You worked hard for that professional persona, so leave your boss and colleagues with the right impression. Remain gracious, and remember to thank your supervisors for the opportunity. Explain how the job has helped you grow professionally. Even if your supervisor doesn't respond positively to your resignation, remain upbeat and allow any critical remarks to roll off your back. Your supervisor likely knows he or she is losing a good worker and may express bitterness over your job change.

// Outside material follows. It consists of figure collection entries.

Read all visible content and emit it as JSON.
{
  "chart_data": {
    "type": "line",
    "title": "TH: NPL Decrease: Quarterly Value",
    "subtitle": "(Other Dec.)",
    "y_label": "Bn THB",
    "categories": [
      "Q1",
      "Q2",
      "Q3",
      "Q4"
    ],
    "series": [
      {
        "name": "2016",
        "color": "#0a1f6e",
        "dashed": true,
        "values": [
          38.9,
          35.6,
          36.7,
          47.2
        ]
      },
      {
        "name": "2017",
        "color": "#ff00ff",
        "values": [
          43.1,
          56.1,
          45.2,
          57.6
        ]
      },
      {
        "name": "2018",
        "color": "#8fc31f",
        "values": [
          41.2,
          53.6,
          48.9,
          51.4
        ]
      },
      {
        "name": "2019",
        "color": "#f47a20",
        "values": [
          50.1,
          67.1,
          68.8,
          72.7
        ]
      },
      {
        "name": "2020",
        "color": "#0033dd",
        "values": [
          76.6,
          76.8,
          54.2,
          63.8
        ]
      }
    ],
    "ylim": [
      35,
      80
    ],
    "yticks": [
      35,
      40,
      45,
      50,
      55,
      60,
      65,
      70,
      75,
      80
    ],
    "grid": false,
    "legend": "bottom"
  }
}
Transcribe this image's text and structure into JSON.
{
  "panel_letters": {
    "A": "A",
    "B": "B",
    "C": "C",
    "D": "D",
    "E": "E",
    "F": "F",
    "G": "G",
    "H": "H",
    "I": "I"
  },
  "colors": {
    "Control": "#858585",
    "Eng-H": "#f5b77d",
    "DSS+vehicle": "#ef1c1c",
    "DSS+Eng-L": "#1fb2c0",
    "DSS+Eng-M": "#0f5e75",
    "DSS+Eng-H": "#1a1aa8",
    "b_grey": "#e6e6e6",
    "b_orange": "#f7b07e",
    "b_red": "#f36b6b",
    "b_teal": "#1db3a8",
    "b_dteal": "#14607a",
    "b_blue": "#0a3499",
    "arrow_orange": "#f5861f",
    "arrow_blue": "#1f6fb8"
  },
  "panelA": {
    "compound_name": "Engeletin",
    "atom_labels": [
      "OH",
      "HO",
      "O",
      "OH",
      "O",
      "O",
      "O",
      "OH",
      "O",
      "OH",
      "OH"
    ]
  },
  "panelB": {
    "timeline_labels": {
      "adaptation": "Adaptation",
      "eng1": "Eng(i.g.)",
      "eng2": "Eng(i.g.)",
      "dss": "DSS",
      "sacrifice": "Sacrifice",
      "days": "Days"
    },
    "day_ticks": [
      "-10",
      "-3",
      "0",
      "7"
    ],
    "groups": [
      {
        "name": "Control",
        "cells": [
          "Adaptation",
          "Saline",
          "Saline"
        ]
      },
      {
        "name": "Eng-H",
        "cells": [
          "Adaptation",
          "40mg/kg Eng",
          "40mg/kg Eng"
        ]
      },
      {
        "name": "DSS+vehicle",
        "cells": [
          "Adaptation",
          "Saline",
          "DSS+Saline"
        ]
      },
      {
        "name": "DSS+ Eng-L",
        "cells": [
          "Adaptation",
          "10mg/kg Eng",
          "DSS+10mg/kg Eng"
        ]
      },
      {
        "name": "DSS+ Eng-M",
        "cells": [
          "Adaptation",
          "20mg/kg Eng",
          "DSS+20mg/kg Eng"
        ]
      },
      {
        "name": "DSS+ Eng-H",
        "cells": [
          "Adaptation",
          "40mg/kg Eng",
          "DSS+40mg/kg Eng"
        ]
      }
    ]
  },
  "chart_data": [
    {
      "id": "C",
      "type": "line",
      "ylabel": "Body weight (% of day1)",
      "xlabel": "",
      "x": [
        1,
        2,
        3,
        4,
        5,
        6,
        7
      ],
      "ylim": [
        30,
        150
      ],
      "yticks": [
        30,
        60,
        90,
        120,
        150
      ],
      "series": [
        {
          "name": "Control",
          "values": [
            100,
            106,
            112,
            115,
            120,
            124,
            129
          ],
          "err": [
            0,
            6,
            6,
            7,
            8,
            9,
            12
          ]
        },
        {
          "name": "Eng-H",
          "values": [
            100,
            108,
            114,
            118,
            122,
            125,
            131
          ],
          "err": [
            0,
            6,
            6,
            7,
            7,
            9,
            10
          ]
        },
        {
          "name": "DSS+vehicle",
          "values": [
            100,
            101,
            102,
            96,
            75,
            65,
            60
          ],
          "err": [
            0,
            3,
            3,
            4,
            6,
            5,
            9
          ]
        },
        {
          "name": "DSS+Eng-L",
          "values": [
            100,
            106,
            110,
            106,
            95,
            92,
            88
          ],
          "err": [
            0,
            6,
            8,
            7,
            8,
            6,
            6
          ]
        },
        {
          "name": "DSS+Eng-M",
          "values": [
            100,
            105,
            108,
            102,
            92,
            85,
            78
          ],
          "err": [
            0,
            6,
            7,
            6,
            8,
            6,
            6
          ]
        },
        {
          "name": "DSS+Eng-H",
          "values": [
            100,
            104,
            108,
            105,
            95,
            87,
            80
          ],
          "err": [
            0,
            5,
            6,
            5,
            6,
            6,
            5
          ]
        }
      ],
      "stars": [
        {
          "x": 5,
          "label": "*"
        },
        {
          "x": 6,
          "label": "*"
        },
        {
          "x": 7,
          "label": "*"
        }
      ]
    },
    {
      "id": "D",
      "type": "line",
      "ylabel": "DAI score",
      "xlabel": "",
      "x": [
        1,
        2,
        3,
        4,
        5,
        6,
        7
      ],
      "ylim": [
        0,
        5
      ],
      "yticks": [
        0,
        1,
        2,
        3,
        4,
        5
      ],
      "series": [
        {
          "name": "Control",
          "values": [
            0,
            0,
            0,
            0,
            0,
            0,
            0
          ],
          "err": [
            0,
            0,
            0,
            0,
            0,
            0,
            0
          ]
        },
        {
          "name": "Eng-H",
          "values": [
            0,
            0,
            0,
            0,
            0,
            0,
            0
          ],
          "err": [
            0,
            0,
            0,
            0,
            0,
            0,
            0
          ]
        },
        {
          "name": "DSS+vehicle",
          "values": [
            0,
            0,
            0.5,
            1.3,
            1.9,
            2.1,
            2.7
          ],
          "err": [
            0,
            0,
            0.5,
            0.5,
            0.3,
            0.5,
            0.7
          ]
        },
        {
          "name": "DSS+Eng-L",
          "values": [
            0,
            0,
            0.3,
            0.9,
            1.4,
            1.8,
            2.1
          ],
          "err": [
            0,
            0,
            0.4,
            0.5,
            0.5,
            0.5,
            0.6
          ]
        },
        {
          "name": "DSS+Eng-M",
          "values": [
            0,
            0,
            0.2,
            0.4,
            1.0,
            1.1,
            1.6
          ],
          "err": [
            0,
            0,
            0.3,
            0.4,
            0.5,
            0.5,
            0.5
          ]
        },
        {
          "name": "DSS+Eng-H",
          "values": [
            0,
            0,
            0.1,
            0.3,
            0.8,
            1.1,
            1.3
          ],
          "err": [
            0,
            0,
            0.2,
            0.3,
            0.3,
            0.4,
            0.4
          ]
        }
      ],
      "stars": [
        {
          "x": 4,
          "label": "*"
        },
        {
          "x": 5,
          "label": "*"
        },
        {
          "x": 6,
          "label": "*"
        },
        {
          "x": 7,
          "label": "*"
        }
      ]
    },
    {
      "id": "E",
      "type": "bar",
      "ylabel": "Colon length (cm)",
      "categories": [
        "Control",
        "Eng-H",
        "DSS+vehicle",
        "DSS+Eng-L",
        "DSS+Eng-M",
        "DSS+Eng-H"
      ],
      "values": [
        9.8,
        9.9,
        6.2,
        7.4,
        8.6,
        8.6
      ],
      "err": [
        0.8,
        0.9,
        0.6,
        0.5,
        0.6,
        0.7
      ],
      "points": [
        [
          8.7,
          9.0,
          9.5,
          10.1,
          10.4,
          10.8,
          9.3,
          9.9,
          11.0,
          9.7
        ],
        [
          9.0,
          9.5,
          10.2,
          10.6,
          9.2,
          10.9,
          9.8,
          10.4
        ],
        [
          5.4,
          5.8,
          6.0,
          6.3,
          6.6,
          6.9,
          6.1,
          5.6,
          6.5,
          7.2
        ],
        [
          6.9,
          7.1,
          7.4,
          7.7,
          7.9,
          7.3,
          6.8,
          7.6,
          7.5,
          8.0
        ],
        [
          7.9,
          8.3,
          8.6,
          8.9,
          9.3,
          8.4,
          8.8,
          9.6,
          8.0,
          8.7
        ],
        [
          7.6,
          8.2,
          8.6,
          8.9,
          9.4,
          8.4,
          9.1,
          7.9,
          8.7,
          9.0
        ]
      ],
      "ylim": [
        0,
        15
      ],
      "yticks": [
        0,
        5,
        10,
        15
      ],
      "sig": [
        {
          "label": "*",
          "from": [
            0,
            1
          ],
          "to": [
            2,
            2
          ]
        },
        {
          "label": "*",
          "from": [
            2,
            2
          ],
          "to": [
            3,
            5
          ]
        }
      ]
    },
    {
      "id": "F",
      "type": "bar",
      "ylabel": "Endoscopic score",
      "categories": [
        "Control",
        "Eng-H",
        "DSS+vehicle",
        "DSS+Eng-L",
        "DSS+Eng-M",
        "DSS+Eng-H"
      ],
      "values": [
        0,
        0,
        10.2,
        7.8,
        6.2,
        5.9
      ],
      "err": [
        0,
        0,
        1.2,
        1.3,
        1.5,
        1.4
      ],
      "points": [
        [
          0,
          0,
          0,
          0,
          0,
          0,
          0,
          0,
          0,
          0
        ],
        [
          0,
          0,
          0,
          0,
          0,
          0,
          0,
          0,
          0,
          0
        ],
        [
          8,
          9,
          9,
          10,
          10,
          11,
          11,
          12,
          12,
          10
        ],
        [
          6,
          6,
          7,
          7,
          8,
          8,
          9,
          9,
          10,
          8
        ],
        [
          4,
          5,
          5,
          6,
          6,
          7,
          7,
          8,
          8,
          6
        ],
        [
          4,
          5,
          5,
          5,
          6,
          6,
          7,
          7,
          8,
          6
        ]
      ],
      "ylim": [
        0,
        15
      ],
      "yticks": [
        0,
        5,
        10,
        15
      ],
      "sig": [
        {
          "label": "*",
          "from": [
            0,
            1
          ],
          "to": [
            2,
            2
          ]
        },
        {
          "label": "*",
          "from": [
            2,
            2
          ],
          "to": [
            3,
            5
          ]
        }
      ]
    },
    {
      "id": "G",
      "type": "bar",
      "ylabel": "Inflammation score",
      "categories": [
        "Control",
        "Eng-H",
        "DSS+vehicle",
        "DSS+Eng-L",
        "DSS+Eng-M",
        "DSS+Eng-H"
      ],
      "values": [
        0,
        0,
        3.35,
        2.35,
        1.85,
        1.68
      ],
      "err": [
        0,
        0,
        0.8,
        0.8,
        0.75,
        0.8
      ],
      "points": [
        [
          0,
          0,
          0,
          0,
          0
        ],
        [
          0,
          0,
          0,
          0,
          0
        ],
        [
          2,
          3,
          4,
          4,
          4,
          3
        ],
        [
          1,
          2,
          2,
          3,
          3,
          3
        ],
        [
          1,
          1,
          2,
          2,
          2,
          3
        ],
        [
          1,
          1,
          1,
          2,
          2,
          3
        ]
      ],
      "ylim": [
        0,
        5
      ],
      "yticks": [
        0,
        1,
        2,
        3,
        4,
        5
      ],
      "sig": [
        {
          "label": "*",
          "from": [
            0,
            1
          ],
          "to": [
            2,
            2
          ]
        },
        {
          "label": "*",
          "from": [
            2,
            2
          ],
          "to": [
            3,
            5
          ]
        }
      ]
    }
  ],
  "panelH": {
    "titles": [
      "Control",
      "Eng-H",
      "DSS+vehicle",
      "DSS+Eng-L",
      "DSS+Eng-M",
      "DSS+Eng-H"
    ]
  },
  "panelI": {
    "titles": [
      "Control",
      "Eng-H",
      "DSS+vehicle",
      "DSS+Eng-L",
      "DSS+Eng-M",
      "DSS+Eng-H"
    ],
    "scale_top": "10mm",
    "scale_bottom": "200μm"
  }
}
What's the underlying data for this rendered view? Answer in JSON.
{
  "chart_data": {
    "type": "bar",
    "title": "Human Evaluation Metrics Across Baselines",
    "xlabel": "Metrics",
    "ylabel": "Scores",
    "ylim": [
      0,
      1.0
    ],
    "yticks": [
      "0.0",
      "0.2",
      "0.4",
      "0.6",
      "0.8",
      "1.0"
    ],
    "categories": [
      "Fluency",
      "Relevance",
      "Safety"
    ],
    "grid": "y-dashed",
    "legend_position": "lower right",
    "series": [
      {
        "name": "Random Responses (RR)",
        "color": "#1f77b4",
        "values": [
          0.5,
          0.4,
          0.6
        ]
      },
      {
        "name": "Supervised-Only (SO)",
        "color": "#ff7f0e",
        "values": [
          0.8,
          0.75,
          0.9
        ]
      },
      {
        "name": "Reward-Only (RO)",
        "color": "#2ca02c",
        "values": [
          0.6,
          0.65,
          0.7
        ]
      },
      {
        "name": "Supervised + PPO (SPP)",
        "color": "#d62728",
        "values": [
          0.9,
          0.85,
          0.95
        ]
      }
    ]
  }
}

7. Review the employee handbook.
Make an appointment with a representative in your company's human resources department. Understand what you're entitled to regarding benefits and compensation for unused sick or vacation days. If you have any savings or retirement plans through your job, determine how to transfer or cash out the funds.
8. Organize your files.
Make it easy for your colleagues to find materials so that they can transition your workload seamlessly and won't need to call you at your new job. Create spreadsheets detailing any open work projects or accounts. Provide access to any files that colleagues or supervisors may need after you leave. Departing your job on good terms means being a team player until the very last day.
9. Train your replacement well.
Your current organization has been paying your salary for as long as you've been there. You owe it to the company to leave your job in good hands. Leave on good terms by offering to train your replacement or even providing contact information where co-workers can reach you after your last day. You may even want to leave some tips or tricks that could help your replacement succeed at the position.
10. Don't take anything that doesn't belong to you.
This includes office supplies and work material that was not developed by you personally. Hand in your keys and identification tags on your last day in the office. Clear out your desk, and don't leave behind any personal belongings. Another part of a successful job exit is to update your voicemail and email to ensure any business contacts can get ahold of the appropriate person.
If your boss doesn't offer to provide a professional reference in the future when you leave, Levit recommended giving it some time before you reach out and ask for one.
"You are more likely to get a good reference once your boss is over you leaving and can view your experience with him or her in a positive light," she told Business News Daily. "Wait a few months, and then give your former boss a call or send an email reiterating how much you enjoyed working there, and ask about the possibility of a future reference."